Imbroglio sur les chars Leopard: le président du conseil d'administration de RUAG démissionne
Le Contrôle des finances (CDF) dévoile mardi un audit sur l'imbroglio entourant la vente de chars de combat de type Leopard 1. Le Département fédéral de la défense (DDPS) et l'Administration fédérale des finances (AFD), propriétaires de RUAG MRO, réagissent le jour même en publiant un communiqué.
Ces derniers "déplorent les manquements constatés par le CDF dans le système de gestion de la conformité de RUAG MRO et les prennent au sérieux. RUAG MRO doit immédiatement corriger ces manquements et renforcer la conformité".
Les services propriétaires attendent de la société RUAG MRO qu'elle remédie immédiatement aux manquements manifestes qui existent au niveau de son organisation, de ses processus et de ses activités commerciales et qu'elle les tienne informés.
Démission
Afin que RUAG MRO puisse accomplir ses tâches sur des bases saines et avec de nouvelles forces, le président du conseil d'administration, Nicolas Perrin, en poste depuis 2019, a décidé de démissionner. En accord avec le DDPS, précise le communiqué.
Nicolas Perrin, ancien directeur général de CFF Cargo, se tient à disposition en tant que président du conseil d'administration pour assurer la transition jusqu'à ce que son successeur soit en poste. Le rapport du CDF ne constate aucun comportement pénalement répréhensible, précise le DDPS.
En raison des incohérences apparues lors de l'affaire des chars Leopard 1, la cheffe du DDPS, la présidente de la Confédération Viola Amherd, avait demandé en août 2023 au CDF d'examiner la manière dont les directives avaient été respectées dans le cadre de cette affaire.
>> Relire : Viola Amherd veut une enquête sur les chars Leopard achetés en Italie par Ruag
Le même jour, le parquet de Verden, en Allemagne, avait de son côté annoncé ouvrir une enquête sur des faits de corruption en lien avec les chars de RUAG. Une demande d'entraide judiciaire a été déposée auprès du Ministère public de la Confédération.
Examen approfondi
La Confédération estime désormais que l'interaction entre la direction, le conseil d'administration et elle-même nécessite un examen plus approfondi. Elle salue par conséquent le deuxième audit annoncé du CDF, qui concerne la gestion et la conduite de RUAG MRO.
Le gendarme financier va aussi examiner des aspects susceptibles de relever de l'escroquerie, sur mandat du Parlement, en collaboration avec un cabinet d'avocats, et en accord avec le conseil d'administration de l'entreprise.

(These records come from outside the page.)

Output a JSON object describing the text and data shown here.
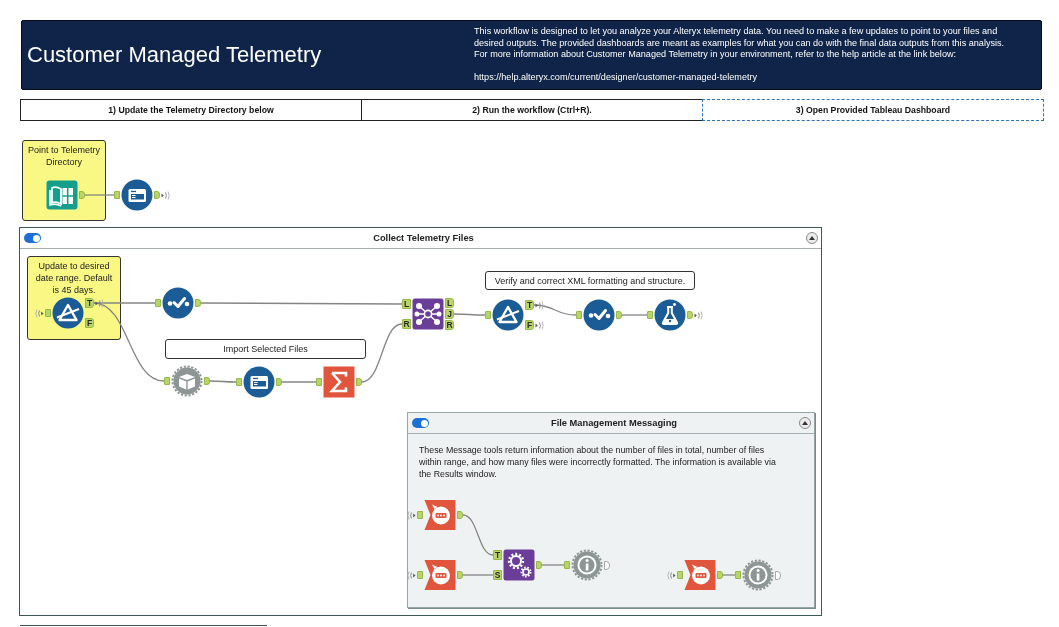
{
  "header": {
    "title": "Customer Managed Telemetry",
    "description": "This workflow is designed to let you analyze your Alteryx telemetry data. You need to make a few updates to point to your files and desired outputs. The provided dashboards are meant as examples for what you can do with the final data outputs from this analysis. For more information about Customer Managed Telemetry in your environment, refer to the help article at the link below:",
    "link": "https://help.alteryx.com/current/designer/customer-managed-telemetry"
  },
  "steps": [
    {
      "label": "1) Update the Telemetry Directory below",
      "selected": false
    },
    {
      "label": "2) Run the workflow (Ctrl+R).",
      "selected": false
    },
    {
      "label": "3) Open Provided Tableau Dashboard",
      "selected": true
    }
  ],
  "canvas": {
    "comments": [
      {
        "kind": "note",
        "text": "Point to Telemetry Directory"
      }
    ],
    "tools": [
      {
        "kind": "directory",
        "outputs": [
          {
            "wireless": false
          }
        ]
      },
      {
        "kind": "input",
        "inputs": [
          {
            "wireless": false
          }
        ],
        "outputs": [
          {
            "wireless": true
          }
        ]
      }
    ],
    "containers": [
      {
        "title": "Collect Telemetry Files",
        "enabled": true,
        "comments": [
          {
            "kind": "note",
            "text": "Update to desired date range. Default is 45 days."
          },
          {
            "kind": "label",
            "text": "Import Selected Files"
          },
          {
            "kind": "label",
            "text": "Verify and correct XML formatting and structure."
          }
        ],
        "tools": [
          {
            "kind": "filter",
            "inputs": [
              {
                "wireless": true
              }
            ],
            "outputs": [
              {
                "label": "T",
                "wireless": true
              },
              {
                "label": "F",
                "wireless": false
              }
            ]
          },
          {
            "kind": "select",
            "inputs": [
              {
                "wireless": false
              }
            ],
            "outputs": [
              {
                "wireless": false
              }
            ]
          },
          {
            "kind": "join",
            "inputs": [
              {
                "label": "L",
                "wireless": false
              },
              {
                "label": "R",
                "wireless": false
              }
            ],
            "outputs": [
              {
                "label": "L",
                "wireless": false
              },
              {
                "label": "J",
                "wireless": false
              },
              {
                "label": "R",
                "wireless": false
              }
            ]
          },
          {
            "kind": "dynamic_input",
            "inputs": [
              {
                "wireless": false
              }
            ],
            "outputs": [
              {
                "wireless": false
              }
            ]
          },
          {
            "kind": "input",
            "inputs": [
              {
                "wireless": false
              }
            ],
            "outputs": [
              {
                "wireless": false
              }
            ]
          },
          {
            "kind": "summarize",
            "inputs": [
              {
                "wireless": false
              }
            ],
            "outputs": [
              {
                "wireless": false
              }
            ]
          },
          {
            "kind": "filter",
            "inputs": [
              {
                "wireless": false
              }
            ],
            "outputs": [
              {
                "label": "T",
                "wireless": true
              },
              {
                "label": "F",
                "wireless": true
              }
            ]
          },
          {
            "kind": "select",
            "inputs": [
              {
                "wireless": false
              }
            ],
            "outputs": [
              {
                "wireless": false
              }
            ]
          },
          {
            "kind": "formula",
            "inputs": [
              {
                "wireless": false
              }
            ],
            "outputs": [
              {
                "wireless": true
              }
            ]
          }
        ]
      },
      {
        "title": "File Management Messaging",
        "enabled": true,
        "description": "These Message tools return information about the number of files in total, number of files within range, and how many files were incorrectly formatted. The information is available via the Results window.",
        "tools": [
          {
            "kind": "message",
            "inputs": [
              {
                "wireless": true
              }
            ],
            "outputs": [
              {
                "wireless": false
              }
            ]
          },
          {
            "kind": "message",
            "inputs": [
              {
                "wireless": true
              }
            ],
            "outputs": [
              {
                "wireless": false
              }
            ]
          },
          {
            "kind": "gears",
            "inputs": [
              {
                "label": "T",
                "wireless": false
              },
              {
                "label": "S",
                "wireless": false
              }
            ],
            "outputs": [
              {
                "wireless": false
              }
            ]
          },
          {
            "kind": "browse",
            "inputs": [
              {
                "wireless": false
              }
            ],
            "outputs": [
              {
                "wireless": false
              }
            ]
          },
          {
            "kind": "message",
            "inputs": [
              {
                "wireless": true
              }
            ],
            "outputs": [
              {
                "wireless": false
              }
            ]
          },
          {
            "kind": "browse",
            "inputs": [
              {
                "wireless": false
              }
            ],
            "outputs": [
              {
                "wireless": false
              }
            ]
          }
        ]
      }
    ]
  }
}
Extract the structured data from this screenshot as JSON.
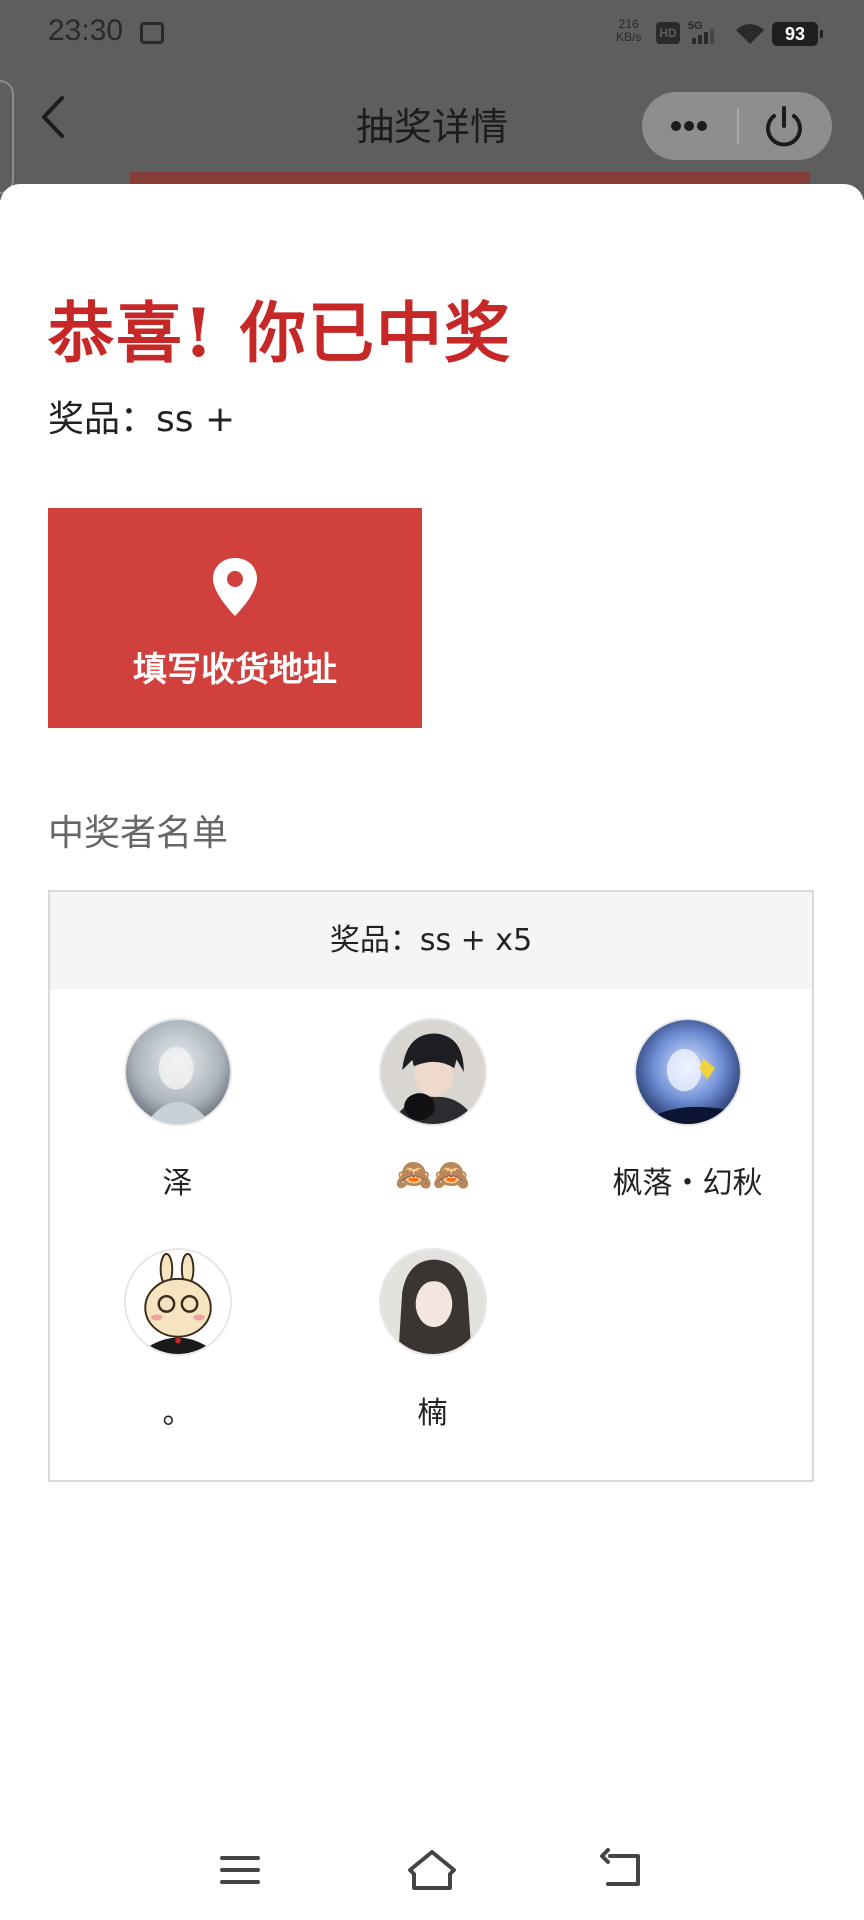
{
  "status_bar": {
    "time": "23:30",
    "net_speed_value": "216",
    "net_speed_unit": "KB/s",
    "hd_label": "HD",
    "network_label": "5G",
    "battery": "93"
  },
  "nav": {
    "title": "抽奖详情"
  },
  "result": {
    "headline": "恭喜! 你已中奖",
    "prize_line": "奖品：ss +"
  },
  "address_button": {
    "label": "填写收货地址"
  },
  "winners": {
    "heading": "中奖者名单",
    "box_header": "奖品：ss + x5",
    "list": [
      {
        "name": "泽"
      },
      {
        "name": "🙈🙈"
      },
      {
        "name": "枫落・幻秋"
      },
      {
        "name": "。"
      },
      {
        "name": "楠"
      }
    ]
  },
  "colors": {
    "accent_red": "#c62828",
    "button_red": "#d0403d"
  }
}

De plus, le DDPS dirigera l'examen du cadre juridique de RUAG MRO. Martin Dumermuth, ancien directeur de l'Office fédéral de la justice, accompagnera ces clarifications.
De son côté, Ruag MRO rappelle dans un communiqué que l'achat et la gestion des Leopard 1 court en partie sur la période de dissociation de l'entreprise Ruag. Ces années étaient marquées par la mise en place des structures de direction et des fonctions d'entreprise essentielles. Cela concernait également le système de gouvernance ainsi que la gestion des risques et le système de compliance, qui ont été développés et vérifiés. Une enquête interne est en cours.
Imbroglio
En 2016, l'ancienne entreprise RUAG Holding a acheté 96 chars Leopard 1 en Italie, où elle les a ensuite entreposés. Début 2023, l'entreprise allemande Rheinmetall a demandé à RUAG MRO, qui a repris les anciens contrats passés par RUAG Holding, si elle pouvait acheter les chars de combat.
Rheinmetall avait alors ouvertement déclaré que ces chars seraient livrés à l'Ukraine après un service de maintenance effectué en Allemagne. Le 13 février, RUAG MRO a signé un contrat de vente avec Rheinmetall incluant une réserve selon laquelle la livraison n'aurait lieu qu’avec l’autorisation des autorités compétentes, soit le Conseil fédéral.
Ce dernier a refusé en juin dernier d'accéder à la demande de RUAG, invoquant le droit de la neutralité. Puis la directrice de RUAG, Brigitte Beck, avait démissionné en août à la suite de la polémique suscitée par ses déclarations liées aux exportations d'armes suisses vers l'Ukraine et sur la neutralité.
L'affaire s'est encore compliquée avec les prétentions d'une autre entreprise allemande, GLS, qui a fait valoir un contrat de vente de 25 des 96 chars avec RUAG. L'entreprise a obtenu d'un tribunal italien, par une ordonnance superprovisoire, la restitution de ces véhicules stockés en Italie.